Although the Internet found its footing in China much later than most of the western countries, with rapid progress only after the Trans-Pacific Fiber Optical Cable Network since 2000, China is striving to march to the next Chinese-characteristic Internet era in great stride. They call it “Internet +” phase, a notation announced by Premier Li Keqiang in Spring 2015 to integrate mobile Internet, cloud computing, big data and the Internet of Things with modern manufacturing to encourage the healthily development of e-Commerce.

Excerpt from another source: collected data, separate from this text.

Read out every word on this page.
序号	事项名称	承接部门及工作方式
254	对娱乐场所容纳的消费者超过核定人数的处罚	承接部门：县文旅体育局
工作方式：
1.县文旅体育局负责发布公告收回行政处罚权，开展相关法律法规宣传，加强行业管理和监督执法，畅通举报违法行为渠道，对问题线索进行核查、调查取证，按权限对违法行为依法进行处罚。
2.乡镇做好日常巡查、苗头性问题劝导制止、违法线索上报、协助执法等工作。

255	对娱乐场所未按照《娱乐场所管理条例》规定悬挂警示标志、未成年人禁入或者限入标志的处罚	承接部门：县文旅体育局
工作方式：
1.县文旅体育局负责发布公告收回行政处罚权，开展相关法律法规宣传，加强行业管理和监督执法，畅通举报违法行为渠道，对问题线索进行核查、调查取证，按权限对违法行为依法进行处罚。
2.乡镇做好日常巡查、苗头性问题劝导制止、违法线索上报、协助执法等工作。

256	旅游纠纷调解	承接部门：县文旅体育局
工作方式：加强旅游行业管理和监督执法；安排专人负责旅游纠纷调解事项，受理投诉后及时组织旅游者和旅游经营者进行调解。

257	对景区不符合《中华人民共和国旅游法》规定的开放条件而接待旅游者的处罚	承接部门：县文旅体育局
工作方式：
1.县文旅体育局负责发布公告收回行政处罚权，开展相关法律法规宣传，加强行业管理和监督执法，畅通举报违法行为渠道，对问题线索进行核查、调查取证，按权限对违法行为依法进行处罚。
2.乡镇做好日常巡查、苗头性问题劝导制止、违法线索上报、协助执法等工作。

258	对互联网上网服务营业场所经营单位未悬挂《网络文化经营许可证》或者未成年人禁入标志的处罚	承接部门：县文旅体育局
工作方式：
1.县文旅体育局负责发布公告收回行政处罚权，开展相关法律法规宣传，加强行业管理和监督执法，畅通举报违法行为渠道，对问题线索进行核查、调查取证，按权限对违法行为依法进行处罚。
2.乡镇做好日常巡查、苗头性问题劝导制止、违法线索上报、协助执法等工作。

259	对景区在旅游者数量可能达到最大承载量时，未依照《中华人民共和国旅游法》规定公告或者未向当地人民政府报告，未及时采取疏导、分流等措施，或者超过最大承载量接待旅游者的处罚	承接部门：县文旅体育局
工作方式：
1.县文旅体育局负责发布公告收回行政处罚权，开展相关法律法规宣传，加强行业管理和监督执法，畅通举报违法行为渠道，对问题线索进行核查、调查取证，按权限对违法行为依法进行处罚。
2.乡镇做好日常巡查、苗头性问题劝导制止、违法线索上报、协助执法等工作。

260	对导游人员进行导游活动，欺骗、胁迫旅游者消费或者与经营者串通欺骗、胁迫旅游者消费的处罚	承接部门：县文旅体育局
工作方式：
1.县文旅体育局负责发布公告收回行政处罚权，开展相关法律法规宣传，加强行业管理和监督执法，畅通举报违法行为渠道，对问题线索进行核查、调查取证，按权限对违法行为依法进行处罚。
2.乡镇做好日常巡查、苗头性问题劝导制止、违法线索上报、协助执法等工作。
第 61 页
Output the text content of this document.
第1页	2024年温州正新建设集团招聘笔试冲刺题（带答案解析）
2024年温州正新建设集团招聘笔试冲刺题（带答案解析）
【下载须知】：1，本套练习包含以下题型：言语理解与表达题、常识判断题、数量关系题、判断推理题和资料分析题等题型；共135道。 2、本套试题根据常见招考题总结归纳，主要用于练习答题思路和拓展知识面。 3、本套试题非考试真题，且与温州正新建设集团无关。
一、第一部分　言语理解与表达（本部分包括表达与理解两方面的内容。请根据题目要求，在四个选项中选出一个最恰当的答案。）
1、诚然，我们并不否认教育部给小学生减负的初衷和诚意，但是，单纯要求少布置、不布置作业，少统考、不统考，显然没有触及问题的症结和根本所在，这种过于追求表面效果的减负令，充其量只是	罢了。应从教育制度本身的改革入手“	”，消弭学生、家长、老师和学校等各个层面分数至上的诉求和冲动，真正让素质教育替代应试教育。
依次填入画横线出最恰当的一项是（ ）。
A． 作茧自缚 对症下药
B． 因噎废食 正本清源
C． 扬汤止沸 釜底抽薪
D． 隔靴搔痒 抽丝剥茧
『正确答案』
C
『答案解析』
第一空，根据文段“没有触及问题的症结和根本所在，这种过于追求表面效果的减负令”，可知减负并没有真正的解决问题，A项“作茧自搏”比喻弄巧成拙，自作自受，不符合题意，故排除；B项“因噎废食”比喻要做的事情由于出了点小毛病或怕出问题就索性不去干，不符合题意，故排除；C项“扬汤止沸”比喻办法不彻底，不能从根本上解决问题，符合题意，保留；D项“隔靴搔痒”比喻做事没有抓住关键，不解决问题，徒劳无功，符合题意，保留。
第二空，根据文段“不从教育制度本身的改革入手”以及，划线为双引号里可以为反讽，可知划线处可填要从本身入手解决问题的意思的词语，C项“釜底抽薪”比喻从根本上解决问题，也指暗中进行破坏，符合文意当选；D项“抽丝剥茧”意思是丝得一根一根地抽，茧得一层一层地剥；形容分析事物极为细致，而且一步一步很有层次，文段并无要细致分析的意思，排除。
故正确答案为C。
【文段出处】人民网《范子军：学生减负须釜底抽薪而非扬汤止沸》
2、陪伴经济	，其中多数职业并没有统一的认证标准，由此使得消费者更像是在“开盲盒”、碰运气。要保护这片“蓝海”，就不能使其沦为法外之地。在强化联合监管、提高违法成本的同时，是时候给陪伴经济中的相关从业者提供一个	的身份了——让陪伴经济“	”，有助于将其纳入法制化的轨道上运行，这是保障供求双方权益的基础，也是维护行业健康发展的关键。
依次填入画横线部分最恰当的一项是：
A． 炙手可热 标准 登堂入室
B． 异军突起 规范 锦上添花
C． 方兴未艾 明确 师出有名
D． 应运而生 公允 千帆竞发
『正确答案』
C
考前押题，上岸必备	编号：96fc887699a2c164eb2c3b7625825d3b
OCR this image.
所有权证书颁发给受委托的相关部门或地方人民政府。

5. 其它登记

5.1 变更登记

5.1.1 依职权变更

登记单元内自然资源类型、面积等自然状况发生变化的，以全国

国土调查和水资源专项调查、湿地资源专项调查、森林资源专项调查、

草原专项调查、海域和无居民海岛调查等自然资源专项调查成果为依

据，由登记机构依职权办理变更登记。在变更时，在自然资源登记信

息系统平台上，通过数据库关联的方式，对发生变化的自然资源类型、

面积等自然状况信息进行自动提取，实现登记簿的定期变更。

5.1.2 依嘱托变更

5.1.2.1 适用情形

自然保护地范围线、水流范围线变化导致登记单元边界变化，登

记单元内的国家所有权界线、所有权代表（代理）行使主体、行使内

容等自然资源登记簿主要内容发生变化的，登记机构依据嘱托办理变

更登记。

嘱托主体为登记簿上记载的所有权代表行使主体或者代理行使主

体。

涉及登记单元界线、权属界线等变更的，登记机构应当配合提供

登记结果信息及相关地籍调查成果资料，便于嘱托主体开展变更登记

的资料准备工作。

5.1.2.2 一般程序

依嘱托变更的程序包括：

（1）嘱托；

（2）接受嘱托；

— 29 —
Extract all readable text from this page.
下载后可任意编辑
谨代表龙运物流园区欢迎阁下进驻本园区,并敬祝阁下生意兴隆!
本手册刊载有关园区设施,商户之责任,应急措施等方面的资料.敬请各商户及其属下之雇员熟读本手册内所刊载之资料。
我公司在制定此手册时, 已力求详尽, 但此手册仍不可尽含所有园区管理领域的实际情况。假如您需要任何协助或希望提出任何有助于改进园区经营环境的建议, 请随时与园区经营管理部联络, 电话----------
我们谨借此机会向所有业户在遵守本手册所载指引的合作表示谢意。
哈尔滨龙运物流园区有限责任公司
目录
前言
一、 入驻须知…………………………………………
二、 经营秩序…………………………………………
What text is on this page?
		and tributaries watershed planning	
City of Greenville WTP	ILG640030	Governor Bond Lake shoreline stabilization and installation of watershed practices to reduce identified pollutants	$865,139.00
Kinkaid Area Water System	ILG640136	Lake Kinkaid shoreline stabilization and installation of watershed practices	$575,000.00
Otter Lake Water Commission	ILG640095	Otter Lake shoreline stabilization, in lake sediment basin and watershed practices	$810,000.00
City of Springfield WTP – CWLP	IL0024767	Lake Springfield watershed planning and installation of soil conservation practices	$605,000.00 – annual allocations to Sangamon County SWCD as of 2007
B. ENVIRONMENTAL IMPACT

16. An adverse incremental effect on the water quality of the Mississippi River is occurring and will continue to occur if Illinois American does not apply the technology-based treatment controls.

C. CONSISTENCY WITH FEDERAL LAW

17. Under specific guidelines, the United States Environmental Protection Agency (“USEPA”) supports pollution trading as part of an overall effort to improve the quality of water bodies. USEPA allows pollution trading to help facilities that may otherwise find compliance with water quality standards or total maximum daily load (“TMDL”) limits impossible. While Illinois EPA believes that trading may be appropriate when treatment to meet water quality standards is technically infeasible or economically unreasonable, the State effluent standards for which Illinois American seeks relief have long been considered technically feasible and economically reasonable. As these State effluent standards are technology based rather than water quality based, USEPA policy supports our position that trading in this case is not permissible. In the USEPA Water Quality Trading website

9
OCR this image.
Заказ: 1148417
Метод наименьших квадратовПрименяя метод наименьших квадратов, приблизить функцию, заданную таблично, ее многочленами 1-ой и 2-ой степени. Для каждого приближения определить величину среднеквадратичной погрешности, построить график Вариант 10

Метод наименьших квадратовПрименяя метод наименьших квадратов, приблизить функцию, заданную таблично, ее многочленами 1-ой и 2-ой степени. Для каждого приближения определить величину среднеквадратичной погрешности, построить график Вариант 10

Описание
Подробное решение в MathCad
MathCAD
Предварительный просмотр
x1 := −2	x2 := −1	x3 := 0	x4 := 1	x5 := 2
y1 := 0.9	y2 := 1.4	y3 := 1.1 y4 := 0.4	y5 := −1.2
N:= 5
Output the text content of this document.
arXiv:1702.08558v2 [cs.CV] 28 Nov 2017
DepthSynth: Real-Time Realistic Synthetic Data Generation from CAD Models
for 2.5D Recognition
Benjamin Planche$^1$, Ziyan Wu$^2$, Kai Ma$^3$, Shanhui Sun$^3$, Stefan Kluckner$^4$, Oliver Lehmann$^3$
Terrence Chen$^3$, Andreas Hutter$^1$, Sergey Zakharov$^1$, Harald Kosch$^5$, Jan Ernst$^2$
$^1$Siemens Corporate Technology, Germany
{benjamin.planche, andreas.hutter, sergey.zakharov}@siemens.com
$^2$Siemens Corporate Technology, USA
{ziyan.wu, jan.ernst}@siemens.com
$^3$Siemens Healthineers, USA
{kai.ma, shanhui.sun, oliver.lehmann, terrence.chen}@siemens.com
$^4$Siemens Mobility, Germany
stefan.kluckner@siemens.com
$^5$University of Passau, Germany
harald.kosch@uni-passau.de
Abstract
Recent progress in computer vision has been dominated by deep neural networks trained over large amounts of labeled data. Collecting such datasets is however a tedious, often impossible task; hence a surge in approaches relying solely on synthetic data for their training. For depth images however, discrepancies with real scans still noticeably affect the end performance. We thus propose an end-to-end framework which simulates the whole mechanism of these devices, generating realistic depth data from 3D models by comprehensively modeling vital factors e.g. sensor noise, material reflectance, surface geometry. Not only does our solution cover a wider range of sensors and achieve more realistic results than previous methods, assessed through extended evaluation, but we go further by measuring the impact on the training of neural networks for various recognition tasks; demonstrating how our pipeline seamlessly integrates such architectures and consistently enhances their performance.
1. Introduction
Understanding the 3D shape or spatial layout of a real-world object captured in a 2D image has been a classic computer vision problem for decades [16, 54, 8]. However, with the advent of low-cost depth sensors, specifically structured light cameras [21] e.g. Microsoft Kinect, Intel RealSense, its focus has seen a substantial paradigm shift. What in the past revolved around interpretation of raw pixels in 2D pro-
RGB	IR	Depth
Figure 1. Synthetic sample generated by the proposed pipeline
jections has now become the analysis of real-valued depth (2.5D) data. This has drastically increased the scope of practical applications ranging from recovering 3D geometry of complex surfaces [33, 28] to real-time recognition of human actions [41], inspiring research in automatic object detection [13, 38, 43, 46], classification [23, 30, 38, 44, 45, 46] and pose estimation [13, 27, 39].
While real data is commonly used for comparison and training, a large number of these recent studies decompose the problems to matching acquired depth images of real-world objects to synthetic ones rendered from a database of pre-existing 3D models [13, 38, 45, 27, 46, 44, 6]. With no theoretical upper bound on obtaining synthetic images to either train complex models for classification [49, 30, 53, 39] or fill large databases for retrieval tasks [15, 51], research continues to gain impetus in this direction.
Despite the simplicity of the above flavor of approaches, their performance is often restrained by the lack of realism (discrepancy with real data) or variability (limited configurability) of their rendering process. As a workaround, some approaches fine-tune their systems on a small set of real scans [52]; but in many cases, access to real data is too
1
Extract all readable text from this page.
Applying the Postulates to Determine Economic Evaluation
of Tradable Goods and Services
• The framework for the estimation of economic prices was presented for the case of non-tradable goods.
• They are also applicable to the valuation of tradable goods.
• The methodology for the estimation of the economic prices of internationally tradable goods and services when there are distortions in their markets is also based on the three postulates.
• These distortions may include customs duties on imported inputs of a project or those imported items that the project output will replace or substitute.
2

Even today, besides mobile e-Commerce spearheaded by Alibaba Group and a few large players, the broad development of mobile internet in China has seen rapid attraction and growth, much faster than that in European or the US markets. It all started by realizing that the Internet development in China needs to fit in their own unique cultural environment. The current popular business model O2O (Online-to-Offline) – online order to offline delivery and services – can allow online consumer goods to be delivered within hours to the doorway, Uber-type personal shared rides to be called 24×7 within a few minutes in big cities, restaurant discount orders and reservation to be made on mobile minutes before arriving. Considering China’s size of population and geography, this kind of speed and efficiency are rare even in western countries.
The rapid development of mobile internet in China has been powered by the cloud computing. Every business area is a huge big data space. Although technology challenges remain in many areas, western-educated talents are recruited back to create new products and services everyday. It’s a global talent war at the moment.
The Internet has lowered the barriers of competition and flatten the field in almost every business corner. With the target of Internet+, the leapfrog development in China in certain areas may very well lead to future new growth patterns and another interesting era.